Traveling first by caravan, and then by dhow, young Ambar was taken across the Red Sea to the port of Mocha in southern Arabia (Yemen). He was re-sold and sent to Baghdad, where he was educated before being sent to India to serve Chengiz Khan, the Regent Minister of the Sultan of Nizam Shahi in Ahmadnagar. For twenty years, the Ethiopian, now a Muslim, loyally served Khan, an Ethiopian like himself who converted to Islam, but—unlike Ambar—was no longer enslaved. Over this period Ambar assumed increasing responsibility in the Nizam’s court where he observed and learned diplomacy, military strategy, and political organization, crucial training that he carried into his life as a free man.
Upon Khan’s death in approximately 1594, Ambar was manumitted and soon launched one of the most formidable careers in the political history of the Deccan. Initially working as a mercenary, by 1595, he commanded a cavalry force of 150 men, and began organizing a rebel army which quickly grew into the thousands. By 1600 the African, now a full-fledged mercenary general, emerged as the leading figure in the resistance movement against the spread of the Mughal Empire into the Deccan. Defeating in battle the armies of two Mughal emperors, Akbar and Jahangir, Ambar’s armies were for a quarter of a century the inspiration for those resisting the attempted Mughal occupation of southern India.
By 1620, Ambar’s army numbered fifty thousand men; forty thousand Marathas (Hindu warriors); and ten thousand Habshi (fellow Africans). By then he had already installed two young princes to the Nizam’s throne in succession, each time making himself Regent Minister, and, unlike his former master, functioning as de facto ruler.
Ambar also forged alliances along India’s western coast with the African-descended sailors-turned-rulers of Janjira Island. His innovative techniques in guerrilla warfare including the use of British-manufactured artillery, prevented the Mughals from occupying the southern half of India, endlessly frustrating the empire’s rulers, who referred to their indomitable foe as the “rebel of black fortune.”
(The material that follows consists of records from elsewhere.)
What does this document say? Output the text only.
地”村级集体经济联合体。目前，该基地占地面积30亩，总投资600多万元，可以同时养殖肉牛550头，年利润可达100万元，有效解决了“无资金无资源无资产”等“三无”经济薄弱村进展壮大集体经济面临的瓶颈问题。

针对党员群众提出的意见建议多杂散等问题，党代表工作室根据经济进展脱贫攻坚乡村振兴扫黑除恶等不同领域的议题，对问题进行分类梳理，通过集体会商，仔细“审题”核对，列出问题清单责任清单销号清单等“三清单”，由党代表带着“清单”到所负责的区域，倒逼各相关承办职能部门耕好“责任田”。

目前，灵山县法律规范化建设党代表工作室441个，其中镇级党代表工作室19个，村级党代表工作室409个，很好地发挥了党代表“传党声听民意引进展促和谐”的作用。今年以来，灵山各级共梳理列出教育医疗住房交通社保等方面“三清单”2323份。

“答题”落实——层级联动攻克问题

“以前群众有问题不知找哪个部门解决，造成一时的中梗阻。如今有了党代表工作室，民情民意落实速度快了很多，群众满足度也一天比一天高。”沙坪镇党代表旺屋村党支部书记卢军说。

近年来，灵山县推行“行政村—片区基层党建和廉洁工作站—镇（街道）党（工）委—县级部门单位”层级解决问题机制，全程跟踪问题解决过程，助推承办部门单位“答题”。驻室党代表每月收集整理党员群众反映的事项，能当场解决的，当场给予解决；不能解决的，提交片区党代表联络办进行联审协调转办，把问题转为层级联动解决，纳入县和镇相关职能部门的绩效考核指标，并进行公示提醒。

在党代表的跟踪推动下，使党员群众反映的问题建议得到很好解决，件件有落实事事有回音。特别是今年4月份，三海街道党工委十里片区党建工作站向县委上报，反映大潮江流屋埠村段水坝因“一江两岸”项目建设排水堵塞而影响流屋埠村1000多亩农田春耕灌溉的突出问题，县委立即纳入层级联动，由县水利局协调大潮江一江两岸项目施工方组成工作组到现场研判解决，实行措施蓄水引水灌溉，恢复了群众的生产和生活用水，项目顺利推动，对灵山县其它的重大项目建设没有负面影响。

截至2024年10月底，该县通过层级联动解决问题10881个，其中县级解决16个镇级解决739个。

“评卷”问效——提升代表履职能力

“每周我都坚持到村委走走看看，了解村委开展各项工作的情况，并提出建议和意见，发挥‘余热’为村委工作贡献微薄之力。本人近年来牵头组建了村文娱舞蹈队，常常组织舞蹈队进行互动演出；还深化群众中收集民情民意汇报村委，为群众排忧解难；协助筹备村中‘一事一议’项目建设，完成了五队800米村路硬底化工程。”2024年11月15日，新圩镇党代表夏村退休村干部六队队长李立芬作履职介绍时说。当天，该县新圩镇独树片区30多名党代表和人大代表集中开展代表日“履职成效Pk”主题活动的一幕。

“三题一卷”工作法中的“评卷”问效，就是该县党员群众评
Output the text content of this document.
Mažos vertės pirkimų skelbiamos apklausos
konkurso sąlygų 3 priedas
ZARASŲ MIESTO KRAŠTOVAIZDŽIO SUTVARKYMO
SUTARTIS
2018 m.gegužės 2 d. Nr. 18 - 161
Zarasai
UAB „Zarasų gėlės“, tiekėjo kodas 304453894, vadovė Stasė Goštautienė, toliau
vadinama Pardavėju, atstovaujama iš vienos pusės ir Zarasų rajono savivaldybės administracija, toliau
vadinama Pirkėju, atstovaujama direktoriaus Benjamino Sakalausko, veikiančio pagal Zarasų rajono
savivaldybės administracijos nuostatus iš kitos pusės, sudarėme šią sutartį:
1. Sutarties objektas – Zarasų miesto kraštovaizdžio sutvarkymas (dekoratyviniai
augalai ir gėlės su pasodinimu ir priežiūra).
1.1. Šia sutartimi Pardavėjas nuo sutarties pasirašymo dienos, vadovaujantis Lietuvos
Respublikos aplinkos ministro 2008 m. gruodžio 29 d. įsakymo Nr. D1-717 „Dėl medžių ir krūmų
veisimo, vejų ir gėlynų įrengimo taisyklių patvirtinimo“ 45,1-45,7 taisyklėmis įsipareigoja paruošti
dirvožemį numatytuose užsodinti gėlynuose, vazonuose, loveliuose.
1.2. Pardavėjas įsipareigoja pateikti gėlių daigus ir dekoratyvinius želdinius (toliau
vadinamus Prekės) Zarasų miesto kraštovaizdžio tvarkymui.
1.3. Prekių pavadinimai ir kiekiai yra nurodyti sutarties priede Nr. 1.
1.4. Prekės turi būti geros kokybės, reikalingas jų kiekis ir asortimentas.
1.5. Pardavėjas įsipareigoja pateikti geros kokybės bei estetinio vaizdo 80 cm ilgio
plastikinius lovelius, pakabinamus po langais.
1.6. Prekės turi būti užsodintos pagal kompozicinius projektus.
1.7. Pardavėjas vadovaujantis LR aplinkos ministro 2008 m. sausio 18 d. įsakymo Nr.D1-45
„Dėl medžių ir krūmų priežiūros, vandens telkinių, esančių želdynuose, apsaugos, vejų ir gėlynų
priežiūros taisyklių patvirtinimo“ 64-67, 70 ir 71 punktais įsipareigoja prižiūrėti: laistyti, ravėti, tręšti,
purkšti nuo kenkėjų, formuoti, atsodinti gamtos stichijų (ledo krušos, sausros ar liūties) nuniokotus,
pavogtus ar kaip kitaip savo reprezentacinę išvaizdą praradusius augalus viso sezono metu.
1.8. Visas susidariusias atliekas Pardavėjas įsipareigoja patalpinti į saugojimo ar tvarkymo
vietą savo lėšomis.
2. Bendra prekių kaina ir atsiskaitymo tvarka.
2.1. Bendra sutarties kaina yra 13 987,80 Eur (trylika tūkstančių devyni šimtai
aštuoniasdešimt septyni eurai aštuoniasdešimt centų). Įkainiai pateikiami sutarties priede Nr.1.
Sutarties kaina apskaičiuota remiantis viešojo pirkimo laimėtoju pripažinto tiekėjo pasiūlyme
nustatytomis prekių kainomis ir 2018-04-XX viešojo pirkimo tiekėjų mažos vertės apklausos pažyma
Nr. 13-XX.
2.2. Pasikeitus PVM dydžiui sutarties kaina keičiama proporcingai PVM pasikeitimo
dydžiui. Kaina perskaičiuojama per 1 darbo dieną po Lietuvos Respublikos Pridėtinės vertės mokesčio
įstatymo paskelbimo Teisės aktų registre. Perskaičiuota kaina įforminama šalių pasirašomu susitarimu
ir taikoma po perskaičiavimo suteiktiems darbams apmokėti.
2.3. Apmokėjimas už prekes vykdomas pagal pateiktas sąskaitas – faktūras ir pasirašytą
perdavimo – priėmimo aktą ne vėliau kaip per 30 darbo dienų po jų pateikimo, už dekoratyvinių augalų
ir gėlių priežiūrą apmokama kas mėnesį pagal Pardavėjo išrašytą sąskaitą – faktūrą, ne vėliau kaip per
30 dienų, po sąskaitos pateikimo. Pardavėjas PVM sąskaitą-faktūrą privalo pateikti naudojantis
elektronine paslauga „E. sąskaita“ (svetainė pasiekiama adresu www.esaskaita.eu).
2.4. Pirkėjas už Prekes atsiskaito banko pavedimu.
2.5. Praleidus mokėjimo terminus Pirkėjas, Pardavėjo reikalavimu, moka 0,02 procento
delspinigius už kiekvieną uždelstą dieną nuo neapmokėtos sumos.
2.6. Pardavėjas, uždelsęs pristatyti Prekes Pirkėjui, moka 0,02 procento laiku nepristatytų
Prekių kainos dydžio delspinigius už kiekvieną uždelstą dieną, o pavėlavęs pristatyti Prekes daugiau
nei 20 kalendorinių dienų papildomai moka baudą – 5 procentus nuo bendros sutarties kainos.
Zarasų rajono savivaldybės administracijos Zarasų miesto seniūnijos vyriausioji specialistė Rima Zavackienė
In approximately 1619, Ambar founded the city of Khadki (the future site of Aurangabad), where he built several palaces, developed an irrigation system, patronized Hindu and Muslim craftsmen and artists (including the great portrait artist Hashim), and married his daughter and son into the families of Indian nobility—thus integrating Africans into elite South Asian society. When Ambar died in 1627, he was known across the Deccan as one of the greatest leaders of the region.